My friend Ken Bodden, who has died aged 63 from a heart attack, was an unforgettable person who seemed to have lived several lives. A committed socialist, political activist, paralympic skier and musician, Ken defied convention and categorisation.
Born in Panama, to a Honduran father, Dorrel, and Jamaican-Irish mother, Avenel, Ken lost his sight to retinoblastoma at a very early age. But it was easy to forget that Ken was blind. Travelling with him on the tube, it was always me who got a nudge from him to say it was our stop, not the other way round. His sister Donna says he would cycle on their street as a child, using his spatial memory to know when to stop. As an adult he would ride tandem, including home from the pub (apparently he fell off only once).
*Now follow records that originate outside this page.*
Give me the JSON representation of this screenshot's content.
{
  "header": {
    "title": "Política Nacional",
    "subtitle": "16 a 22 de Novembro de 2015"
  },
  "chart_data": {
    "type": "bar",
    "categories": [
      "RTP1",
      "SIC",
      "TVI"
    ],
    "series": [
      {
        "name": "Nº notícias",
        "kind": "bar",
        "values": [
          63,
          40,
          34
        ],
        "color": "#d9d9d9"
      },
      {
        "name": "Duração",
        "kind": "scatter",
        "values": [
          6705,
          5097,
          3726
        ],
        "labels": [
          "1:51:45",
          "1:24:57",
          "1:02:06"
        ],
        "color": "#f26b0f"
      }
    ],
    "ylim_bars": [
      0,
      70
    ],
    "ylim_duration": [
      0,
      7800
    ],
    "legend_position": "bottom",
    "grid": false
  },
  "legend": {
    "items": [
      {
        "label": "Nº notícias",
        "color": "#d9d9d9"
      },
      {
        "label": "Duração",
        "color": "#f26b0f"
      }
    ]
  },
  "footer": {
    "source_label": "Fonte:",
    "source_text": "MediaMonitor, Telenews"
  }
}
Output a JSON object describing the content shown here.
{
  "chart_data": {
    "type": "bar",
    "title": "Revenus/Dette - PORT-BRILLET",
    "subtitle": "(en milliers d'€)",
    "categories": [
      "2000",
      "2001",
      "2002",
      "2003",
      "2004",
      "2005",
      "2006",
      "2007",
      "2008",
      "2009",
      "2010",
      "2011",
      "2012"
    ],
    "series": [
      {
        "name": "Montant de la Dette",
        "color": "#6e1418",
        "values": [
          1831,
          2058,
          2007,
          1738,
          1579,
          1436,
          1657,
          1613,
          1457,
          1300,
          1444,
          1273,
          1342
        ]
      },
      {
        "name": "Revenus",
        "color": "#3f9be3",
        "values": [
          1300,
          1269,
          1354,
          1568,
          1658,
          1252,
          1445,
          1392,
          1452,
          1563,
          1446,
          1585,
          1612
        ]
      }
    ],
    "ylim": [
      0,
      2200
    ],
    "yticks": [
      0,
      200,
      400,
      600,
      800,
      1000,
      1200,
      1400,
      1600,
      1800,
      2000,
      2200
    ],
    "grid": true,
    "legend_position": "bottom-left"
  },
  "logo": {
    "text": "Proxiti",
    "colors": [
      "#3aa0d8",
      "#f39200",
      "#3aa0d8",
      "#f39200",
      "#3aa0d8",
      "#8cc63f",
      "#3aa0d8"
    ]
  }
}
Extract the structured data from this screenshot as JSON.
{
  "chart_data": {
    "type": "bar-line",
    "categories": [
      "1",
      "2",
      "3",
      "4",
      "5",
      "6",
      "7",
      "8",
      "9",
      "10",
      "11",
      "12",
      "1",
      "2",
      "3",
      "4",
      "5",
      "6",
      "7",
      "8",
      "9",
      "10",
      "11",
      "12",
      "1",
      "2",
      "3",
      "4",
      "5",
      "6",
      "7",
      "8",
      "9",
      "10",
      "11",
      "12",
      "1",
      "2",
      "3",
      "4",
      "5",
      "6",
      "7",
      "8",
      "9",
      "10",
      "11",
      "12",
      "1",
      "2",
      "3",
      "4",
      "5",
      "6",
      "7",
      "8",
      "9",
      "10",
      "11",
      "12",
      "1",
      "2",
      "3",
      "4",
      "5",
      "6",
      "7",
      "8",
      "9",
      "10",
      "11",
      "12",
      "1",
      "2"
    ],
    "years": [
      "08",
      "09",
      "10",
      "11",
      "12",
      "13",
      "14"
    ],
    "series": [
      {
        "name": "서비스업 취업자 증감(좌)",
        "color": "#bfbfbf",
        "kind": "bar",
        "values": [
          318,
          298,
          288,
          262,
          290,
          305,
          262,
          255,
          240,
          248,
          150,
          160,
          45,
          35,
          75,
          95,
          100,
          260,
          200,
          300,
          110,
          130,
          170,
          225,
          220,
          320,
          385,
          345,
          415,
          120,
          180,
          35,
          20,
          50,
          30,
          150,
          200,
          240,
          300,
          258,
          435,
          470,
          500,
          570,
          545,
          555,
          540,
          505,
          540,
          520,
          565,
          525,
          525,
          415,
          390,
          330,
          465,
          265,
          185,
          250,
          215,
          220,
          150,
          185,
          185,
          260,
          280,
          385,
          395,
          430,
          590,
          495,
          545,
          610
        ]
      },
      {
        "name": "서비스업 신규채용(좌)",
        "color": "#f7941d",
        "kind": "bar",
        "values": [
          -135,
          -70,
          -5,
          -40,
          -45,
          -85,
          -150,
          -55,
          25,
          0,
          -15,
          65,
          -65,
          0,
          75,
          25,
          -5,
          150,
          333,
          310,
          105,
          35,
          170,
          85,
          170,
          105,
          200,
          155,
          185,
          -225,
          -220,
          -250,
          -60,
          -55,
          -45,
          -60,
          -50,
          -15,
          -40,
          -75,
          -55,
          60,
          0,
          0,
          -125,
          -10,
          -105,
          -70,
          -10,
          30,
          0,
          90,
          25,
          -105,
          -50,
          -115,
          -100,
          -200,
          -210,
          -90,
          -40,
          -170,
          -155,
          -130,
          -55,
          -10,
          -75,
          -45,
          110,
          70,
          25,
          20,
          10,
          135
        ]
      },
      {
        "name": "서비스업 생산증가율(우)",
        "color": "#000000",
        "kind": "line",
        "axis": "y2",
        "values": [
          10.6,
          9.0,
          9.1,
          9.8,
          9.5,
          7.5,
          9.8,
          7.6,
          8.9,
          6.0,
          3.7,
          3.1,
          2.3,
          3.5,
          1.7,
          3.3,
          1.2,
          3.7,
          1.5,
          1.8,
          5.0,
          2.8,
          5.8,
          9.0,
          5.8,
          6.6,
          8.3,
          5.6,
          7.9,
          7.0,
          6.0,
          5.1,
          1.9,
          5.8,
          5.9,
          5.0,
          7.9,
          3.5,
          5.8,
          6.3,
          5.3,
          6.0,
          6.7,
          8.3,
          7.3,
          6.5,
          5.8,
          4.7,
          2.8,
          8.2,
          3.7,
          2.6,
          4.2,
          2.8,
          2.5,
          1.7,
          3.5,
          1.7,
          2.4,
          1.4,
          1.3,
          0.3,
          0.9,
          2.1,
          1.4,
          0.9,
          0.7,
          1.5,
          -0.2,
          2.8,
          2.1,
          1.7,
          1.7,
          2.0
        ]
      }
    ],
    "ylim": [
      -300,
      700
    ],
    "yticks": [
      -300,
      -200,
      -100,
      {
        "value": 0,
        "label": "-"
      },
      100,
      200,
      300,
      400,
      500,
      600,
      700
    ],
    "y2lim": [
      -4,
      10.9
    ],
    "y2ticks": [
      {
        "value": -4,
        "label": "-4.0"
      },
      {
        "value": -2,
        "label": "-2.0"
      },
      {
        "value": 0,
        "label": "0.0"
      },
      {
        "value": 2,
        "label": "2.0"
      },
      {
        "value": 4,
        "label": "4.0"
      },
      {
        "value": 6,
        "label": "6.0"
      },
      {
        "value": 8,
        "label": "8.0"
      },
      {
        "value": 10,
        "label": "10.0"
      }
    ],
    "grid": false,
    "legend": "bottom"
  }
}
He was educated at a school for the blind in Kingston, Jamaica, then travelled to the UK with friends, the Watsons, a Methodist family who were missionaries in Panama. Ken went to school in Shrewsbury, Shropshire, and lived in the holidays in Manchester with the Watsons.
Ken loved sport. He got into skiing through Metro, an organisation providing sports opportunities for visually impaired people. He competed for Britain as a cross-country skier in the 1980 and 1984 paralympics and played cricket to a high level. I watched him play once at Lord's (and heard him – the ball had a rattle). He also loved music. A fine singer, songwriter and guitarist, he knew a song for every occasion and could keep a party going into the small hours with his apparently inexhaustible repertoire. He also worked as a piano tuner at schools in and around London.
For much of his life, Ken was a political activist. He was a member of the Revolutionary Communist Group and was active in Irish solidarity, in community-based struggles against police brutality, such as the Broadwater Farm Youth Association, and in the non-stop picket outside the South African embassy in London. With other picketers, Ken developed the City Group Singers, who helped make the rallies such exhilarating, life-enhancing events.
And it was this quality that Ken brought to everything he did – a great love and energy for life. He was stubborn, argumentative, a lover of Guinness, fine wines and Manchester United, a mean card player, fantastic with children and a true and loyal friend.
He is survived by his former partner, Hannah, Donna and brother, Rolando, and by the Watsons, Gwenda, Phil, Andrew and Megan.